In summation, most of the great temples from bygone days were established by and for the Emperor, or by and for powerful families, not for the people. It is unclear if TERA / DERA are used by powerful families, and JI and IN are reserved for the Japanese court. But it seems clear that IN is often used to denote smaller temple complexes within larger Buddhist estates. In Kamakura, Meigetsu-in was originally part of Kenchō-ji temple. In Kyoto, the Byōdō-in temple was originally managed by the Enraku-ji Temple.
The origin of the Japanese word TERA, it is said, stems from the Korean word CHORU, but this has never been clearly proven. In ancient China, the term 寺 (TERA / DERA) was an office for government ministers. Some legends say that, long ago, two Buddhist priests visited China, and the Chinese emperor build them a 寺 (TERA / DERA) as their guest home.

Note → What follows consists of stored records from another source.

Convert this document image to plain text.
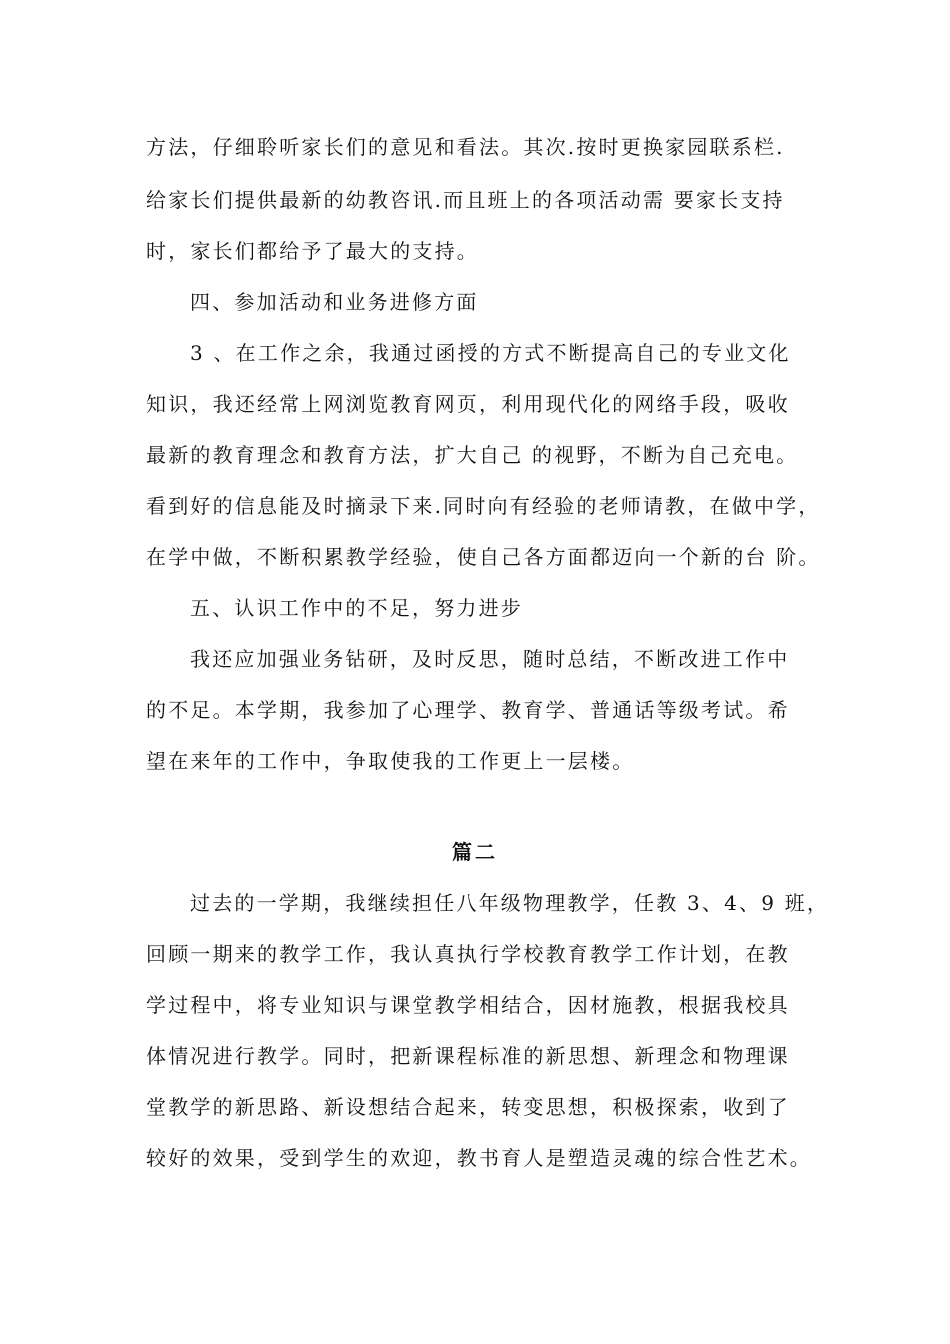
方法，仔细聆听家长们的意见和看法。其次.按时更换家园联系栏.
给家长们提供最新的幼教咨讯.而且班上的各项活动需 要家长支持
时，家长们都给予了最大的支持。
四、参加活动和业务进修方面
3 、在工作之余，我通过函授的方式不断提高自己的专业文化
知识，我还经常上网浏览教育网页，利用现代化的网络手段，吸收
最新的教育理念和教育方法，扩大自己 的视野，不断为自己充电。
看到好的信息能及时摘录下来.同时向有经验的老师请教，在做中学，
在学中做，不断积累教学经验，使自己各方面都迈向一个新的台 阶。
五、认识工作中的不足，努力进步
我还应加强业务钻研，及时反思，随时总结，不断改进工作中
的不足。本学期，我参加了心理学、教育学、普通话等级考试。希
望在来年的工作中，争取使我的工作更上一层楼。
篇二
过去的一学期，我继续担任八年级物理教学，任教 3、4、9 班，
回顾一期来的教学工作，我认真执行学校教育教学工作计划，在教
学过程中，将专业知识与课堂教学相结合，因材施教，根据我校具
体情况进行教学。同时，把新课程标准的新思想、新理念和物理课
堂教学的新思路、新设想结合起来，转变思想，积极探索，收到了
较好的效果，受到学生的欢迎，教书育人是塑造灵魂的综合性艺术。
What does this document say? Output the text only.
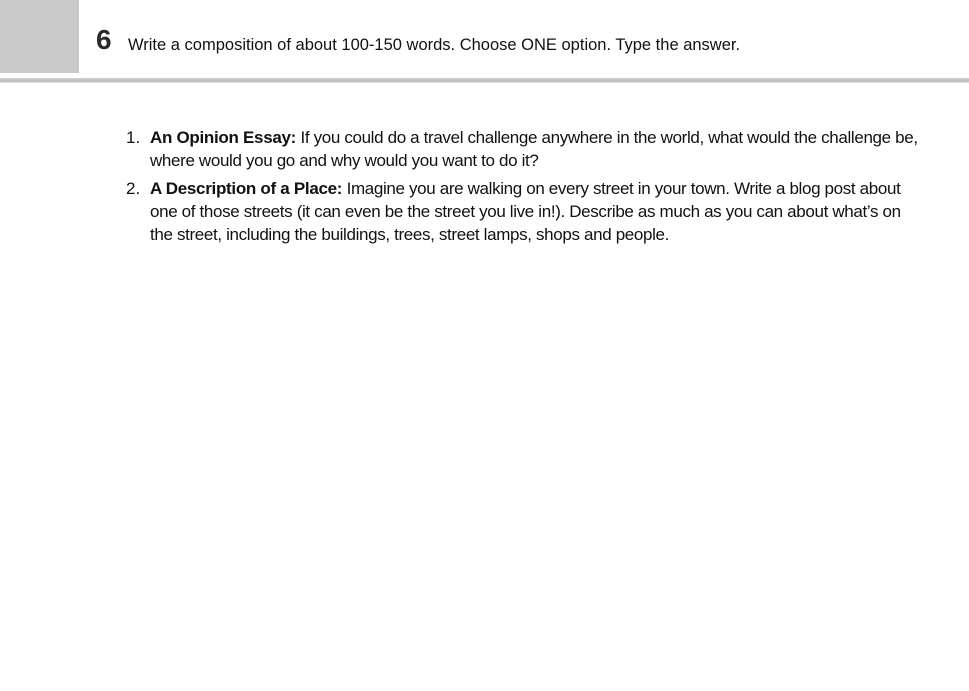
6 Write a composition of about 100-150 words. Choose ONE option. Type the answer.
1. An Opinion Essay: If you could do a travel challenge anywhere in the world, what would the challenge be, where would you go and why would you want to do it?
2. A Description of a Place: Imagine you are walking on every street in your town. Write a blog post about one of those streets (it can even be the street you live in!). Describe as much as you can about what’s on the street, including the buildings, trees, street lamps, shops and people.
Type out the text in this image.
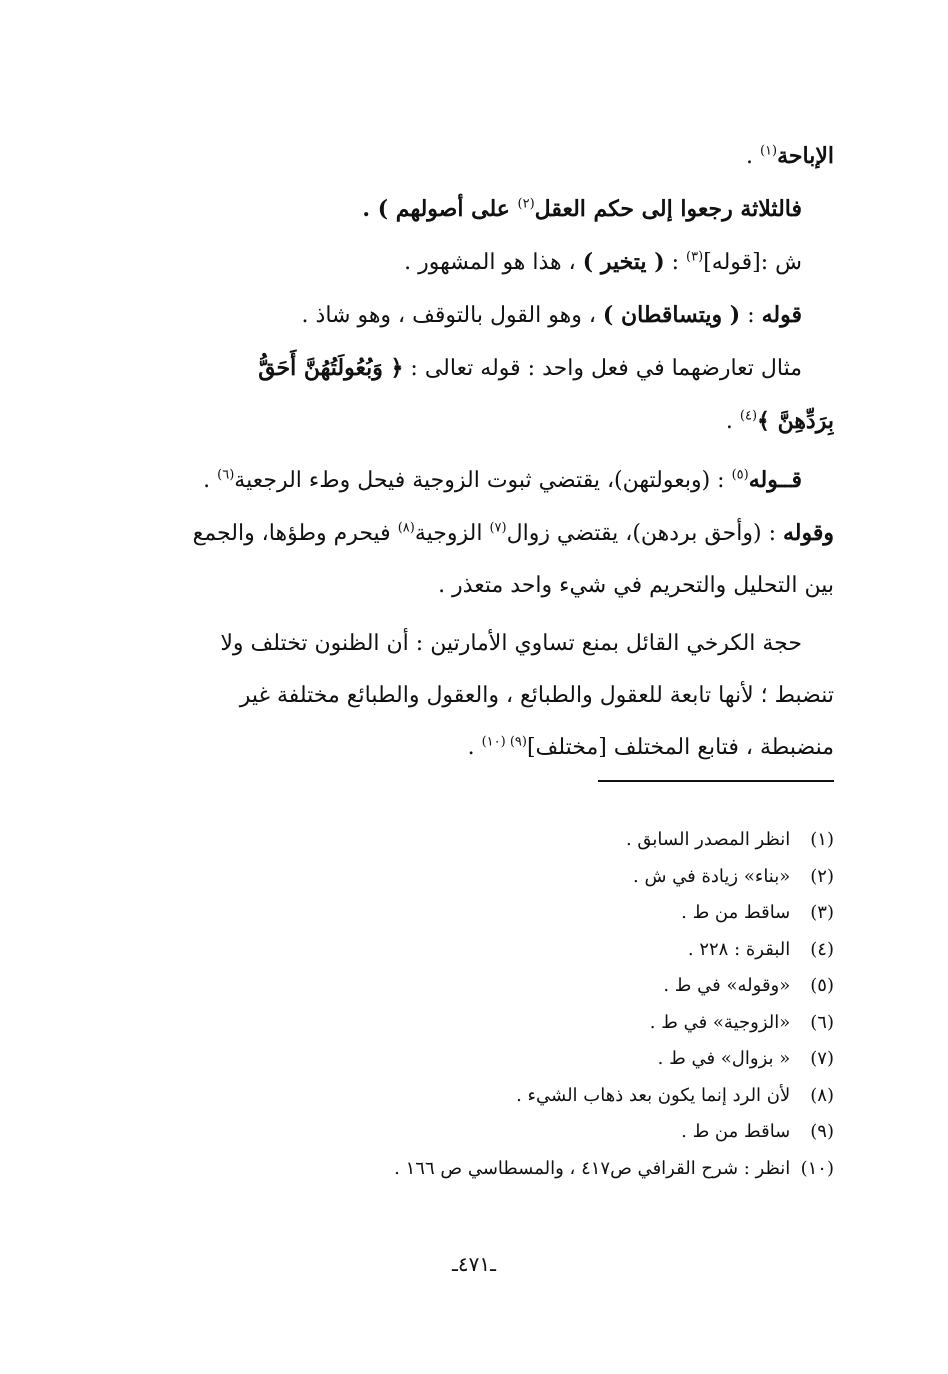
الإباحة$^{(١)}$ .
فالثلاثة رجعوا إلى حكم العقل$^{(٢)}$ على أصولهم ) .
ش :[قوله]$^{(٣)}$ : ( يتخير ) ، هذا هو المشهور .
قوله : ( ويتساقطان ) ، وهو القول بالتوقف ، وهو شاذ .
مثال تعارضهما في فعل واحد : قوله تعالى : ﴿ وَبُعُولَتُهُنَّ أَحَقُّ
بِرَدِّهِنَّ ﴾$^{(٤)}$ .
قــوله$^{(٥)}$ : (وبعولتهن)، يقتضي ثبوت الزوجية فيحل وطء الرجعية$^{(٦)}$ .
وقوله : (وأحق بردهن)، يقتضي زوال$^{(٧)}$ الزوجية$^{(٨)}$ فيحرم وطؤها، والجمع
بين التحليل والتحريم في شيء واحد متعذر .
حجة الكرخي القائل بمنع تساوي الأمارتين : أن الظنون تختلف ولا
تنضبط ؛ لأنها تابعة للعقول والطبائع ، والعقول والطبائع مختلفة غير
منضبطة ، فتابع المختلف [مختلف]$^{(٩) (١٠)}$ .
(١) انظر المصدر السابق .
(٢) «بناء» زيادة في ش .
(٣) ساقط من ط .
(٤) البقرة : ٢٢٨ .
(٥) «وقوله» في ط .
(٦) «الزوجية» في ط .
(٧) « بزوال» في ط .
(٨) لأن الرد إنما يكون بعد ذهاب الشيء .
(٩) ساقط من ط .
(١٠) انظر : شرح القرافي ص٤١٧ ، والمسطاسي ص ١٦٦ .
ـ٤٧١ـ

Just like these wandering priests, the Historical Buddha never settled into one place -- he wandered from place to place, preaching and teaching. This might be the origin of the term TERA (temple), a "temporary" lodging for those who believe and teach the Buddhist philosophy.
NOTE: In modern Japan, there are Buddhist head temples with sub-temples under their management (i.e., denomination temples). The head temple is called "Hon-Zan" or "So-Hon-Zan."